Run-ahead transfer prediction in the Mill CPU architecture

Programs frequently execute only a handful of operations between transfers of control: branches, calls, and returns. Yet modern wide-issue VLIW and superscalar CPUs can issue similar handfuls of operations every cycle, so the hardware must be able to change to a new point of execution each cycle if performance is not to suffer from stalls. Changing the point of execution requires determining the new execution address, fetching instructions at that address from the memory hierarchy, decoding the instructions, and issuing them—steps that can take tens of cycles on modern out-of-order machines. Without hardware help, a machine could take 20 cycles to transfer, for just one cycle of actual work.

The branch predictor hardware in conventional out-of-order processors does help a lot. It attempts to predict the taken vs. untaken state of conditional branches based on historical behavior of the same branch in earlier executions. Modern predictors achieve 95% accuracy, and large instruction-decode windows can hide top-level cache latency. Together these effects are sufficient for programs like benchmarks that are regular and small. However, on real-world problems today’s CPUs can spend a third or more of their cycles stalled for instructions.

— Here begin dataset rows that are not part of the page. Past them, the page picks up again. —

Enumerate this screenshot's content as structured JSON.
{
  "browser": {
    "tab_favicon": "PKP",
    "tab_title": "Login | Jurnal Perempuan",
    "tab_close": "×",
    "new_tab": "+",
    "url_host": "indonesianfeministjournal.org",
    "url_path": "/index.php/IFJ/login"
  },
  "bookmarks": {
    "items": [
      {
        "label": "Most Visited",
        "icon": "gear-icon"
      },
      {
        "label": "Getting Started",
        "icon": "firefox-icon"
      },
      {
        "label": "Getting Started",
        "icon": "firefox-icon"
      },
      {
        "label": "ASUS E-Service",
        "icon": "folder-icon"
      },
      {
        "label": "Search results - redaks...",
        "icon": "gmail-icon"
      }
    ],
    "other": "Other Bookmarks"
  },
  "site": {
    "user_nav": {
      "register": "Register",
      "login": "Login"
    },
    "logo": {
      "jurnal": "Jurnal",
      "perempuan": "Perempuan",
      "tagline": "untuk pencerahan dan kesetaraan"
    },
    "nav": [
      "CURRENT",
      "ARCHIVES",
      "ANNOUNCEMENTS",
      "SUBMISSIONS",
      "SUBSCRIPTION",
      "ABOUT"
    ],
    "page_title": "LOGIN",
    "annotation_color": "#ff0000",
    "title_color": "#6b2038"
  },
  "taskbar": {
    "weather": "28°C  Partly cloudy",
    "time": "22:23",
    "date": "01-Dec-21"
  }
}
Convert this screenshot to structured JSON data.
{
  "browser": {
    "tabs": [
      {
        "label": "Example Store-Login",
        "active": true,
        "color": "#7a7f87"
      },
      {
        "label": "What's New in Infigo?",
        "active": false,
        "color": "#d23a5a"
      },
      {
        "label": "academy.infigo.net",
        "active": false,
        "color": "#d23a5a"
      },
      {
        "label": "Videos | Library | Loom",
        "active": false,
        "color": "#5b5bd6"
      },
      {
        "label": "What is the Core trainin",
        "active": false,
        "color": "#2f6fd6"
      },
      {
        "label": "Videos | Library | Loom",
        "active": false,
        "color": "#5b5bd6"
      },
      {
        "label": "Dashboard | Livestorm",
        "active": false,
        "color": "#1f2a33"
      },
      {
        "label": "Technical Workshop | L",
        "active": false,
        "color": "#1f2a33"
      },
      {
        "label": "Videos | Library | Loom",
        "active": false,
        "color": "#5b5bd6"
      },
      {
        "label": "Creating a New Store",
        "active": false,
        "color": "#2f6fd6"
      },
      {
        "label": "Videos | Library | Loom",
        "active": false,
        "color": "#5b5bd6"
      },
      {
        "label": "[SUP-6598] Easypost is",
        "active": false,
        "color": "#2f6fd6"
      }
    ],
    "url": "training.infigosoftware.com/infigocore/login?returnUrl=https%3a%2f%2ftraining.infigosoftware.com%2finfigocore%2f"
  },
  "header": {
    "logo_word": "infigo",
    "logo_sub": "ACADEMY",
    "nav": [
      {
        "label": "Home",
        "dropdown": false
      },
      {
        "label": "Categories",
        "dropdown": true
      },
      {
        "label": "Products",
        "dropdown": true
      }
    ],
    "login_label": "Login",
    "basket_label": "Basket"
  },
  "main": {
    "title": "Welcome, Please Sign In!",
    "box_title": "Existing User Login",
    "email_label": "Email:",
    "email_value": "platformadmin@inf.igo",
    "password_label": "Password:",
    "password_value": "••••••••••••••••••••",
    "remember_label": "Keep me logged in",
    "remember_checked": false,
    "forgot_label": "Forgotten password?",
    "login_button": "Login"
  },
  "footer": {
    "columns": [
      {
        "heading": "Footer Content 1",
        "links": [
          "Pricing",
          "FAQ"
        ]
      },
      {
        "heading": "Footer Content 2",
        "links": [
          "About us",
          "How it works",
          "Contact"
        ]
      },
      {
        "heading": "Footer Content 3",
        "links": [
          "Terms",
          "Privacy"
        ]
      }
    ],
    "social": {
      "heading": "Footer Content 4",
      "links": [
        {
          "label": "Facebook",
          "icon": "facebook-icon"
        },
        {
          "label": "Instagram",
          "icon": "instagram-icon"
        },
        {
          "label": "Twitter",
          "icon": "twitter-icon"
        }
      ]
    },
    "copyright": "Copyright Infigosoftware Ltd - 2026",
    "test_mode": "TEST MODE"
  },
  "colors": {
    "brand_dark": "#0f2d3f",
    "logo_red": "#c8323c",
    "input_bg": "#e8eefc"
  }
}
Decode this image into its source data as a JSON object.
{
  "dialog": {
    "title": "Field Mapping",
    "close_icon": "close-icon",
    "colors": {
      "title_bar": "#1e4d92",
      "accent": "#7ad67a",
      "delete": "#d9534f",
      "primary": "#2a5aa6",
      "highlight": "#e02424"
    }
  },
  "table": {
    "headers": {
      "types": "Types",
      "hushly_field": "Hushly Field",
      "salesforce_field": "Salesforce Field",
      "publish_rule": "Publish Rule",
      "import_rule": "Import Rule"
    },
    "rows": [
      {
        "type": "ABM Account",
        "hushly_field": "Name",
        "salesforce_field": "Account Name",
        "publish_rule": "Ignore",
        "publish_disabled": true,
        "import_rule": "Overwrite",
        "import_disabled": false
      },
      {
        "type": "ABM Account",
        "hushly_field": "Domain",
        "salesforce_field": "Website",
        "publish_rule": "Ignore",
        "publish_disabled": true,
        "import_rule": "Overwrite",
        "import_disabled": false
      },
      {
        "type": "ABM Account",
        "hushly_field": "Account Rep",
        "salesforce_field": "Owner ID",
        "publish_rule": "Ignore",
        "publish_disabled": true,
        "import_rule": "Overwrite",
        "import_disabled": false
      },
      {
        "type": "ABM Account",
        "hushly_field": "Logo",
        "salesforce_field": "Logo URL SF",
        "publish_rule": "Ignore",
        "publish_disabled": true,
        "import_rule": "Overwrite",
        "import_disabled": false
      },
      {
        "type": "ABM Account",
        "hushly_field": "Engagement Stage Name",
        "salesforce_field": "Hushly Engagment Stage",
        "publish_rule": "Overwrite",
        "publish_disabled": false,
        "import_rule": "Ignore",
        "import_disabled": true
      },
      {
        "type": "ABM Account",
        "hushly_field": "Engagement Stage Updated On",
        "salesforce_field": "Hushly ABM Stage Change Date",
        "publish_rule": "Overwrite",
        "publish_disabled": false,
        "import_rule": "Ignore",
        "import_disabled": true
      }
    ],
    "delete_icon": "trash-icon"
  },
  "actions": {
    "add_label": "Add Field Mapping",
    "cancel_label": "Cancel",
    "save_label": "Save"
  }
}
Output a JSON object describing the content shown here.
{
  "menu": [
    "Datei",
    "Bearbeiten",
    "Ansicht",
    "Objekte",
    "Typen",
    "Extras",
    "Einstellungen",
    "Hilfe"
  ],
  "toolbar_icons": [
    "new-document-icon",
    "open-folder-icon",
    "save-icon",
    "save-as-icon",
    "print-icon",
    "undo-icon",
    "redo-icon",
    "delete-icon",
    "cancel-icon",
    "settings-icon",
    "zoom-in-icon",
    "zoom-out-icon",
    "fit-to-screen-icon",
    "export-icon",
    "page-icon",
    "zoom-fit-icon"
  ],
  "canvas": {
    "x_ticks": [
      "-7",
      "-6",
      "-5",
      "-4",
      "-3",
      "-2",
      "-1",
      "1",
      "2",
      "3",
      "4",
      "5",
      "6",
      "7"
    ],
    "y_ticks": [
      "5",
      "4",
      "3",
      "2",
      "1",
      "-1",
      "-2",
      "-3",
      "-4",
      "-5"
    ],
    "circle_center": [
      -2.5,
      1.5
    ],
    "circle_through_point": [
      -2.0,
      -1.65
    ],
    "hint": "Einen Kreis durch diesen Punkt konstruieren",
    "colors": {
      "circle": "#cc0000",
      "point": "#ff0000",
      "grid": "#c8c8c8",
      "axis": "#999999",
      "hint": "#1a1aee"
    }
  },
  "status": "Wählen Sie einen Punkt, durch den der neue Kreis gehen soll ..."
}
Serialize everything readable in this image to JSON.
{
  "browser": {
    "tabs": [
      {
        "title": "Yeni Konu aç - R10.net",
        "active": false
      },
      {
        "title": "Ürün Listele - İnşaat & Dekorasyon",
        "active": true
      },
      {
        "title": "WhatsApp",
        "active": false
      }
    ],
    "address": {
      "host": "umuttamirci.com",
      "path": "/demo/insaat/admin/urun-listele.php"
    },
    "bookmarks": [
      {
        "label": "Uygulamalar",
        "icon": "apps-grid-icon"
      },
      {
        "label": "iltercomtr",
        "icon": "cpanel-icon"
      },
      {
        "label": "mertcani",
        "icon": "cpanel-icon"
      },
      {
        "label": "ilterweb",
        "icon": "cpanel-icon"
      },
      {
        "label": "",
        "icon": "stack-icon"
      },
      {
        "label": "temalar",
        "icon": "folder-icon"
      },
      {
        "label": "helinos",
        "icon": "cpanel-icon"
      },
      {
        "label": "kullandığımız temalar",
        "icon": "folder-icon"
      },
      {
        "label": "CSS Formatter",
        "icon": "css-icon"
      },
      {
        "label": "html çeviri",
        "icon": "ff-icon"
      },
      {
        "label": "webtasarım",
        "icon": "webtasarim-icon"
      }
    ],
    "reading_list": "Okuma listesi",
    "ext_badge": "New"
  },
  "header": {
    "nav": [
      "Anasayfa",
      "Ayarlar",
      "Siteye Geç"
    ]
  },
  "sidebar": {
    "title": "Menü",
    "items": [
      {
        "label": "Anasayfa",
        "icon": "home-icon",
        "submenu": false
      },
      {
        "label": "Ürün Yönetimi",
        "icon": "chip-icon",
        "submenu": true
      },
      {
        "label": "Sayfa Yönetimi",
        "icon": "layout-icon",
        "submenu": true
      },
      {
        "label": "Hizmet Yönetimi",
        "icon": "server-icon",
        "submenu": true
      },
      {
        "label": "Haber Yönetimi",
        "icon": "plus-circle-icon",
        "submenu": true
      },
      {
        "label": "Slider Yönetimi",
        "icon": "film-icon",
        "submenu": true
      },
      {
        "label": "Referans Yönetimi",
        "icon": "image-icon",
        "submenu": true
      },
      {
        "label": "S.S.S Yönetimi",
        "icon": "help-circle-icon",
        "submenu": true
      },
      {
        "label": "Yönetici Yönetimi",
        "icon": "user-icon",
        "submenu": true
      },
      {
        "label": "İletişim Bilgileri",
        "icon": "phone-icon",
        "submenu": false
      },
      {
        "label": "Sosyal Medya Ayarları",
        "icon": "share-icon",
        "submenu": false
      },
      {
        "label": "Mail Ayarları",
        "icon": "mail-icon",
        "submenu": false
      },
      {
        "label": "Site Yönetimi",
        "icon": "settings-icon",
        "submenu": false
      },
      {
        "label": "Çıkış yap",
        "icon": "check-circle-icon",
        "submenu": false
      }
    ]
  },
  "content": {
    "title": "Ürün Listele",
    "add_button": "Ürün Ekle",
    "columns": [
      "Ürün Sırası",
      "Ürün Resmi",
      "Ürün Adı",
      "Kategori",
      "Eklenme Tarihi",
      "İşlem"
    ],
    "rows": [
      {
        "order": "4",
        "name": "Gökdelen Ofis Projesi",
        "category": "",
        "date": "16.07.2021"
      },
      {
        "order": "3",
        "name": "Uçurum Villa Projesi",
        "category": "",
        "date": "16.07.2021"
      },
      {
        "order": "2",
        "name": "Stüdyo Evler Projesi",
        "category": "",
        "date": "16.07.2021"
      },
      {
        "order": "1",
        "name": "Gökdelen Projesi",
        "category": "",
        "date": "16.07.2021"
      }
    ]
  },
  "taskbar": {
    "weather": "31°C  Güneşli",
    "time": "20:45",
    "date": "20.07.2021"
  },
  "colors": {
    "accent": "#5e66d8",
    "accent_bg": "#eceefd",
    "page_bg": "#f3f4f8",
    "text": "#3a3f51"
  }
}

The Mill uses a novel prediction mechanism to avoid these problems; it predicts transfers rather than branches. It can do so for all code, including code that has not yet ever been executed, running well ahead of execution so as to mask all cache latency and most memory latency. It needs no area- and power-hungry instruction window, using instead a very short decode pipeline and direct in-order issue and execution. It can use all present and future prediction algorithms, with the same accuracy as any other processor. On those occasions in which prediction is in error, the mispredict penalty is four cycles, a quarter that of superscalar designs. As a result, code stall is a rarity on a Mill, even on large programs with irregular control flow.

The talk describes the prediction mechanism of the Mill and compares it with the conventional approach.

Speaker bio

Ivan Godard has designed, implemented or led the teams for 11 compilers for a variety of languages and targets, an operating system, an object-oriented database, and four instruction set architectures. He participated in the revision of Algol68 and is mentioned in its Report, was on the Green team that won the Ada language competition, designed the Mary family of system implementation languages, and was founding editor of the Machine Oriented Languages Bulletin. He is a Member Emeritus of IFIPS Working Group 2.4 (Implementation languages) and was a member of the committee that produced the IEEE and ISO floating-point standard 754-2011.

Ivan is currently CTO at Mill Computing, a startup now emerging from stealth mode. Mill Computing has developed the Mill, a clean-sheet rethink of general-purpose CPU architectures. The Mill is the subject of this talk.